Nous nous battions chacun pour la meilleure moitié d'un sandwich, la tasse de thé la plus pleine.
Il aimait les lumières allumées, je les préférais éteintes.
Nous rivalisions constamment pour savoir qui allait contrôler la télécommande de la télévision.
Notre rivalité a été une constante de notre enfance.
Pendant ma troisième année de fac, Ahmed a obtenu son diplôme de fin d'études secondaires avec d'excellentes notes. Mais mes parents, bien qu'ils aient travaillé dur pour subvenir à nos besoins, avaient toujours des difficultés financières, et ils ne pouvaient pas se permettre de nous envoyer tous les deux à l'université en même temps.
Mes parents voulaient emprunter de l'argent pour qu'il puisse lui aussi s’inscrire à la fac. Mais Ahmed a dit qu'il attendrait.
Il a trouvé un boulot dans une usine de vêtements, où il était debout huit heures par jour, effectuant le travail répétitif et éreintant de la teinture à chaud des vêtements.
Il se levait tôt, aidait aux tâches ménagères, et partait ensuite à l'usine.
La plupart du temps, il entrait dans notre chambre à coucher épuisé, transpirant de la tête aux pieds, les pieds enflés. J'étais en train d'étudier, assis dans un fauteuil confortable avec un ventilateur pointé dans ma direction, en buvant du café et en me débattant avec l'anglais de Shakespeare.
Ahmed a travaillé pendant une année entière.
Lorsque je suis parti pour les États-Unis en août, Ahmed a enfin pu s'inscrire à l'université puisque je bénéficiais désormais d'une bourse d'études. Il était très enthousiaste à cette idée et, comme je m'y attendais, il s'est épanoui dans ses cours, principalement de graphisme, de communication et de publicité.
Mais le génocide a commencé deux mois après le début de ses études, et son cursus a de nouveau été mis en suspens.

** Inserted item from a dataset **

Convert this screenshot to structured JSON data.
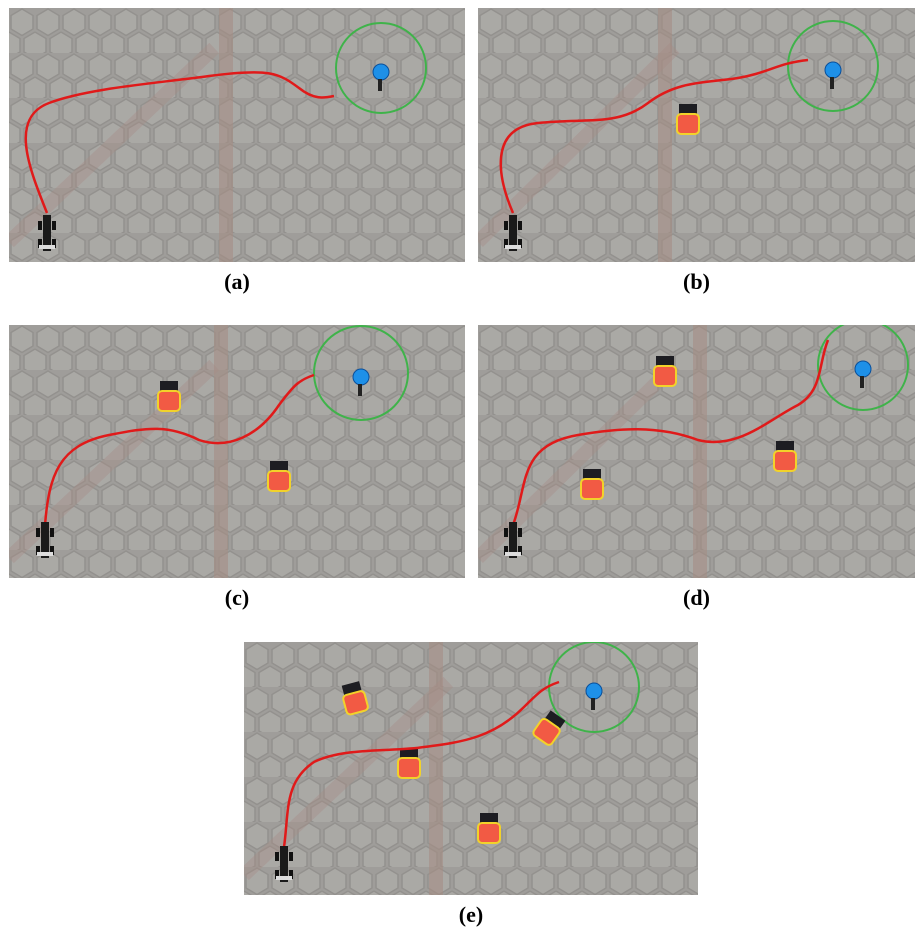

Tout ce pour quoi ma famille s'était battue a été bombardé par Israël : la maison, la voiture, notre petit magasin de location de vêtements de soirée. Ahmed et le reste de ma famille ont été contraints d'évacuer vers Rafah, dans le sud de Gaza, en novembre 2023.
“Où est passé ton rire ?”
Aujourd'hui, Ahmed s'occupe de mes parents, car mes autres frères et sœurs ont leur propre famille. Il se lève tôt le matin pour ramasser du bois de chauffage, puis pour remplir des bidons d'eau. Il porte de lourds sacs de farine sur ses épaules et marche des kilomètres jusqu'à la tente. Il dort à même le sol pour que ma mère puisse étendre ses jambes atteintes d'arthrite sur le matelas.
La dernière fois que nous avons eu un appel vidéo, j'ai vu qu'il n'était plus le Ahmed d’avant. Il avait perdu plus de 15 kilos, incapable de reprendre du poids depuis qu'il vit de conserves et qu'il a à peine mangé une bouchée de protéines en un an.

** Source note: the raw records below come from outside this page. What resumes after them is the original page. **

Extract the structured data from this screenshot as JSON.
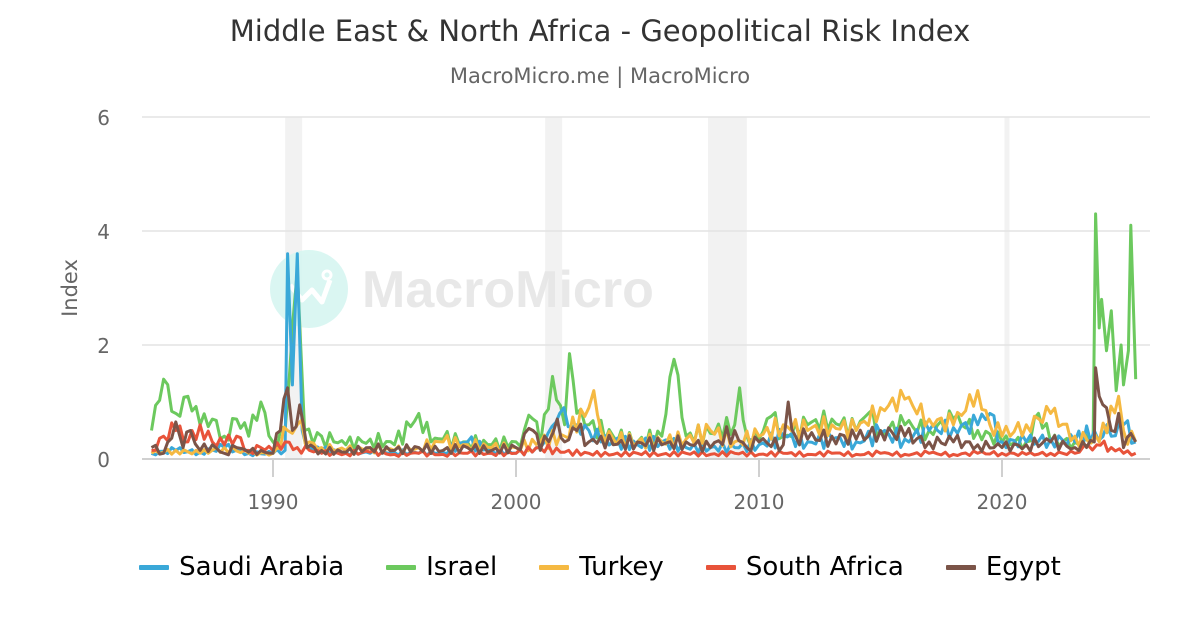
{
  "header": {
    "title": "Middle East & North Africa - Geopolitical Risk Index",
    "subtitle": "MacroMicro.me | MacroMicro"
  },
  "watermark": "MacroMicro",
  "chart_data": {
    "type": "line",
    "title": "Middle East & North Africa - Geopolitical Risk Index",
    "subtitle": "MacroMicro.me | MacroMicro",
    "xlabel": "",
    "ylabel": "Index",
    "xlim": [
      1985,
      2025.6
    ],
    "ylim": [
      0,
      6
    ],
    "yticks": [
      0,
      2,
      4,
      6
    ],
    "xticks": [
      1990,
      2000,
      2010,
      2020
    ],
    "grid": true,
    "legend_position": "bottom",
    "shaded_periods": [
      [
        1990.5,
        1991.2
      ],
      [
        2001.2,
        2001.9
      ],
      [
        2007.9,
        2009.5
      ],
      [
        2020.1,
        2020.3
      ]
    ],
    "series": [
      {
        "name": "Saudi Arabia",
        "color": "#3aa8d8",
        "points": [
          [
            1985,
            0.1
          ],
          [
            1986,
            0.15
          ],
          [
            1987,
            0.12
          ],
          [
            1988,
            0.2
          ],
          [
            1989,
            0.1
          ],
          [
            1990,
            0.1
          ],
          [
            1990.5,
            0.15
          ],
          [
            1990.6,
            3.6
          ],
          [
            1990.8,
            1.3
          ],
          [
            1991.0,
            3.6
          ],
          [
            1991.2,
            0.5
          ],
          [
            1991.5,
            0.2
          ],
          [
            1992,
            0.15
          ],
          [
            1993,
            0.12
          ],
          [
            1994,
            0.1
          ],
          [
            1995,
            0.12
          ],
          [
            1996,
            0.1
          ],
          [
            1997,
            0.12
          ],
          [
            1998,
            0.3
          ],
          [
            1999,
            0.15
          ],
          [
            2000,
            0.1
          ],
          [
            2001,
            0.2
          ],
          [
            2001.8,
            0.8
          ],
          [
            2002.5,
            0.6
          ],
          [
            2003,
            0.5
          ],
          [
            2003.5,
            0.3
          ],
          [
            2004,
            0.3
          ],
          [
            2005,
            0.25
          ],
          [
            2006,
            0.3
          ],
          [
            2007,
            0.2
          ],
          [
            2008,
            0.2
          ],
          [
            2009,
            0.2
          ],
          [
            2010,
            0.25
          ],
          [
            2011,
            0.4
          ],
          [
            2012,
            0.3
          ],
          [
            2013,
            0.35
          ],
          [
            2014,
            0.3
          ],
          [
            2015,
            0.45
          ],
          [
            2016,
            0.35
          ],
          [
            2017,
            0.5
          ],
          [
            2018,
            0.55
          ],
          [
            2019,
            0.6
          ],
          [
            2019.5,
            0.8
          ],
          [
            2020,
            0.3
          ],
          [
            2021,
            0.3
          ],
          [
            2022,
            0.35
          ],
          [
            2023,
            0.3
          ],
          [
            2023.8,
            0.5
          ],
          [
            2024.5,
            0.4
          ],
          [
            2025,
            0.6
          ],
          [
            2025.5,
            0.3
          ]
        ]
      },
      {
        "name": "Israel",
        "color": "#6cc95e",
        "points": [
          [
            1985,
            0.5
          ],
          [
            1985.5,
            1.4
          ],
          [
            1986,
            0.8
          ],
          [
            1986.5,
            1.1
          ],
          [
            1987,
            0.6
          ],
          [
            1987.5,
            0.7
          ],
          [
            1988,
            0.4
          ],
          [
            1988.5,
            0.7
          ],
          [
            1989,
            0.4
          ],
          [
            1989.5,
            1.0
          ],
          [
            1990,
            0.3
          ],
          [
            1990.5,
            0.5
          ],
          [
            1991,
            3.3
          ],
          [
            1991.3,
            0.5
          ],
          [
            1992,
            0.4
          ],
          [
            1992.5,
            0.3
          ],
          [
            1993,
            0.25
          ],
          [
            1994,
            0.35
          ],
          [
            1995,
            0.25
          ],
          [
            1996,
            0.8
          ],
          [
            1996.5,
            0.3
          ],
          [
            1997,
            0.35
          ],
          [
            1998,
            0.3
          ],
          [
            1999,
            0.25
          ],
          [
            2000,
            0.3
          ],
          [
            2000.7,
            0.7
          ],
          [
            2001,
            0.25
          ],
          [
            2001.5,
            1.45
          ],
          [
            2002,
            0.6
          ],
          [
            2002.2,
            1.85
          ],
          [
            2002.5,
            0.8
          ],
          [
            2003,
            0.6
          ],
          [
            2004,
            0.4
          ],
          [
            2005,
            0.3
          ],
          [
            2006,
            0.4
          ],
          [
            2006.5,
            1.75
          ],
          [
            2007,
            0.4
          ],
          [
            2008,
            0.45
          ],
          [
            2009,
            0.6
          ],
          [
            2009.2,
            1.25
          ],
          [
            2009.5,
            0.4
          ],
          [
            2010,
            0.35
          ],
          [
            2010.5,
            0.75
          ],
          [
            2011,
            0.4
          ],
          [
            2012,
            0.6
          ],
          [
            2013,
            0.7
          ],
          [
            2014,
            0.5
          ],
          [
            2014.5,
            0.8
          ],
          [
            2015,
            0.5
          ],
          [
            2016,
            0.6
          ],
          [
            2017,
            0.5
          ],
          [
            2018,
            0.7
          ],
          [
            2019,
            0.5
          ],
          [
            2020,
            0.3
          ],
          [
            2021,
            0.3
          ],
          [
            2021.5,
            0.8
          ],
          [
            2022,
            0.3
          ],
          [
            2023,
            0.3
          ],
          [
            2023.75,
            0.3
          ],
          [
            2023.85,
            4.3
          ],
          [
            2024.0,
            2.3
          ],
          [
            2024.1,
            2.8
          ],
          [
            2024.3,
            1.9
          ],
          [
            2024.5,
            2.6
          ],
          [
            2024.7,
            1.2
          ],
          [
            2024.9,
            2.0
          ],
          [
            2025.0,
            1.3
          ],
          [
            2025.2,
            1.9
          ],
          [
            2025.3,
            4.1
          ],
          [
            2025.5,
            1.4
          ]
        ]
      },
      {
        "name": "Turkey",
        "color": "#f5b942",
        "points": [
          [
            1985,
            0.1
          ],
          [
            1986,
            0.15
          ],
          [
            1987,
            0.1
          ],
          [
            1988,
            0.2
          ],
          [
            1989,
            0.1
          ],
          [
            1990,
            0.1
          ],
          [
            1990.6,
            0.5
          ],
          [
            1991,
            0.6
          ],
          [
            1991.5,
            0.3
          ],
          [
            1992,
            0.2
          ],
          [
            1993,
            0.15
          ],
          [
            1994,
            0.2
          ],
          [
            1995,
            0.15
          ],
          [
            1996,
            0.2
          ],
          [
            1997,
            0.3
          ],
          [
            1998,
            0.25
          ],
          [
            1999,
            0.2
          ],
          [
            2000,
            0.2
          ],
          [
            2001,
            0.3
          ],
          [
            2002,
            0.4
          ],
          [
            2003,
            0.9
          ],
          [
            2003.2,
            1.2
          ],
          [
            2003.5,
            0.5
          ],
          [
            2004,
            0.35
          ],
          [
            2005,
            0.3
          ],
          [
            2006,
            0.3
          ],
          [
            2007,
            0.35
          ],
          [
            2008,
            0.5
          ],
          [
            2009,
            0.3
          ],
          [
            2010,
            0.4
          ],
          [
            2011,
            0.6
          ],
          [
            2012,
            0.5
          ],
          [
            2013,
            0.6
          ],
          [
            2014,
            0.5
          ],
          [
            2015,
            0.9
          ],
          [
            2016,
            1.05
          ],
          [
            2017,
            0.7
          ],
          [
            2018,
            0.6
          ],
          [
            2019,
            1.2
          ],
          [
            2019.5,
            0.6
          ],
          [
            2020,
            0.4
          ],
          [
            2021,
            0.6
          ],
          [
            2022,
            0.8
          ],
          [
            2023,
            0.4
          ],
          [
            2024,
            0.3
          ],
          [
            2024.8,
            1.1
          ],
          [
            2025,
            0.5
          ],
          [
            2025.5,
            0.3
          ]
        ]
      },
      {
        "name": "South Africa",
        "color": "#e8533a",
        "points": [
          [
            1985,
            0.15
          ],
          [
            1985.5,
            0.4
          ],
          [
            1986,
            0.5
          ],
          [
            1986.5,
            0.3
          ],
          [
            1987,
            0.6
          ],
          [
            1987.5,
            0.3
          ],
          [
            1988,
            0.25
          ],
          [
            1988.5,
            0.4
          ],
          [
            1989,
            0.15
          ],
          [
            1989.5,
            0.2
          ],
          [
            1990,
            0.15
          ],
          [
            1990.5,
            0.3
          ],
          [
            1991,
            0.2
          ],
          [
            1991.5,
            0.15
          ],
          [
            1992,
            0.1
          ],
          [
            1993,
            0.1
          ],
          [
            1994,
            0.12
          ],
          [
            1995,
            0.08
          ],
          [
            1996,
            0.1
          ],
          [
            1997,
            0.08
          ],
          [
            1998,
            0.1
          ],
          [
            1999,
            0.1
          ],
          [
            2000,
            0.1
          ],
          [
            2001,
            0.2
          ],
          [
            2002,
            0.12
          ],
          [
            2003,
            0.1
          ],
          [
            2004,
            0.08
          ],
          [
            2005,
            0.1
          ],
          [
            2006,
            0.08
          ],
          [
            2007,
            0.1
          ],
          [
            2008,
            0.08
          ],
          [
            2009,
            0.1
          ],
          [
            2010,
            0.08
          ],
          [
            2011,
            0.1
          ],
          [
            2012,
            0.08
          ],
          [
            2013,
            0.1
          ],
          [
            2014,
            0.08
          ],
          [
            2015,
            0.1
          ],
          [
            2016,
            0.08
          ],
          [
            2017,
            0.1
          ],
          [
            2018,
            0.08
          ],
          [
            2019,
            0.1
          ],
          [
            2020,
            0.1
          ],
          [
            2021,
            0.08
          ],
          [
            2022,
            0.1
          ],
          [
            2023,
            0.1
          ],
          [
            2023.9,
            0.25
          ],
          [
            2024.5,
            0.2
          ],
          [
            2025,
            0.1
          ],
          [
            2025.5,
            0.1
          ]
        ]
      },
      {
        "name": "Egypt",
        "color": "#7b5448",
        "points": [
          [
            1985,
            0.2
          ],
          [
            1985.5,
            0.1
          ],
          [
            1986,
            0.65
          ],
          [
            1986.3,
            0.2
          ],
          [
            1986.6,
            0.5
          ],
          [
            1987,
            0.15
          ],
          [
            1987.5,
            0.25
          ],
          [
            1988,
            0.1
          ],
          [
            1988.5,
            0.2
          ],
          [
            1989,
            0.12
          ],
          [
            1989.5,
            0.15
          ],
          [
            1990,
            0.1
          ],
          [
            1990.6,
            1.25
          ],
          [
            1990.8,
            0.5
          ],
          [
            1991.1,
            0.95
          ],
          [
            1991.4,
            0.2
          ],
          [
            1992,
            0.15
          ],
          [
            1993,
            0.12
          ],
          [
            1994,
            0.2
          ],
          [
            1995,
            0.15
          ],
          [
            1996,
            0.2
          ],
          [
            1997,
            0.15
          ],
          [
            1998,
            0.2
          ],
          [
            1999,
            0.15
          ],
          [
            2000,
            0.2
          ],
          [
            2000.7,
            0.5
          ],
          [
            2001,
            0.15
          ],
          [
            2001.7,
            0.7
          ],
          [
            2002,
            0.3
          ],
          [
            2002.5,
            0.5
          ],
          [
            2003,
            0.3
          ],
          [
            2003.5,
            0.4
          ],
          [
            2004,
            0.25
          ],
          [
            2005,
            0.3
          ],
          [
            2006,
            0.25
          ],
          [
            2007,
            0.3
          ],
          [
            2008,
            0.2
          ],
          [
            2009,
            0.5
          ],
          [
            2009.5,
            0.2
          ],
          [
            2010,
            0.3
          ],
          [
            2011,
            0.25
          ],
          [
            2011.2,
            1.0
          ],
          [
            2011.5,
            0.4
          ],
          [
            2012,
            0.35
          ],
          [
            2013,
            0.4
          ],
          [
            2014,
            0.35
          ],
          [
            2015,
            0.5
          ],
          [
            2016,
            0.4
          ],
          [
            2017,
            0.3
          ],
          [
            2018,
            0.3
          ],
          [
            2019,
            0.25
          ],
          [
            2020,
            0.2
          ],
          [
            2021,
            0.25
          ],
          [
            2022,
            0.3
          ],
          [
            2023,
            0.2
          ],
          [
            2023.8,
            0.3
          ],
          [
            2023.85,
            1.6
          ],
          [
            2024.0,
            1.1
          ],
          [
            2024.3,
            0.9
          ],
          [
            2024.5,
            0.5
          ],
          [
            2024.8,
            0.8
          ],
          [
            2025,
            0.2
          ],
          [
            2025.3,
            0.45
          ],
          [
            2025.5,
            0.3
          ]
        ]
      }
    ]
  },
  "legend": [
    {
      "label": "Saudi Arabia",
      "color": "#3aa8d8"
    },
    {
      "label": "Israel",
      "color": "#6cc95e"
    },
    {
      "label": "Turkey",
      "color": "#f5b942"
    },
    {
      "label": "South Africa",
      "color": "#e8533a"
    },
    {
      "label": "Egypt",
      "color": "#7b5448"
    }
  ]
}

Il a contracté l'hépatite B. Il est pâle, ses yeux sont enfoncés, il n'a pas son air rieur habituel. La guerre a dévoré son corps.
Nous avons tout de même réussi à rire, un peu. Mais je ne reconnaissais pas ce rire. Je lui ai demandé : “Où est passé ton rire ?”
Ahmed a toujours ri très fort.
“Je ne sais pas”, a-t-il répondu. “Il a disparu.”
Je donnerais tout pour mon frère. Je rêve de lui et j'aspire aux jours où nous rirons de nouveau ensemble.
Je ne voulais pas que mon frère m'entende pleurer au téléphone, alors j'ai raccroché en vitesse.
Je voulais lui dire qu'il me manque, et que son âme rayonnera à nouveau.
* Mahmoud Alyazji est écrivain, photographe et monteur vidéo à Gaza.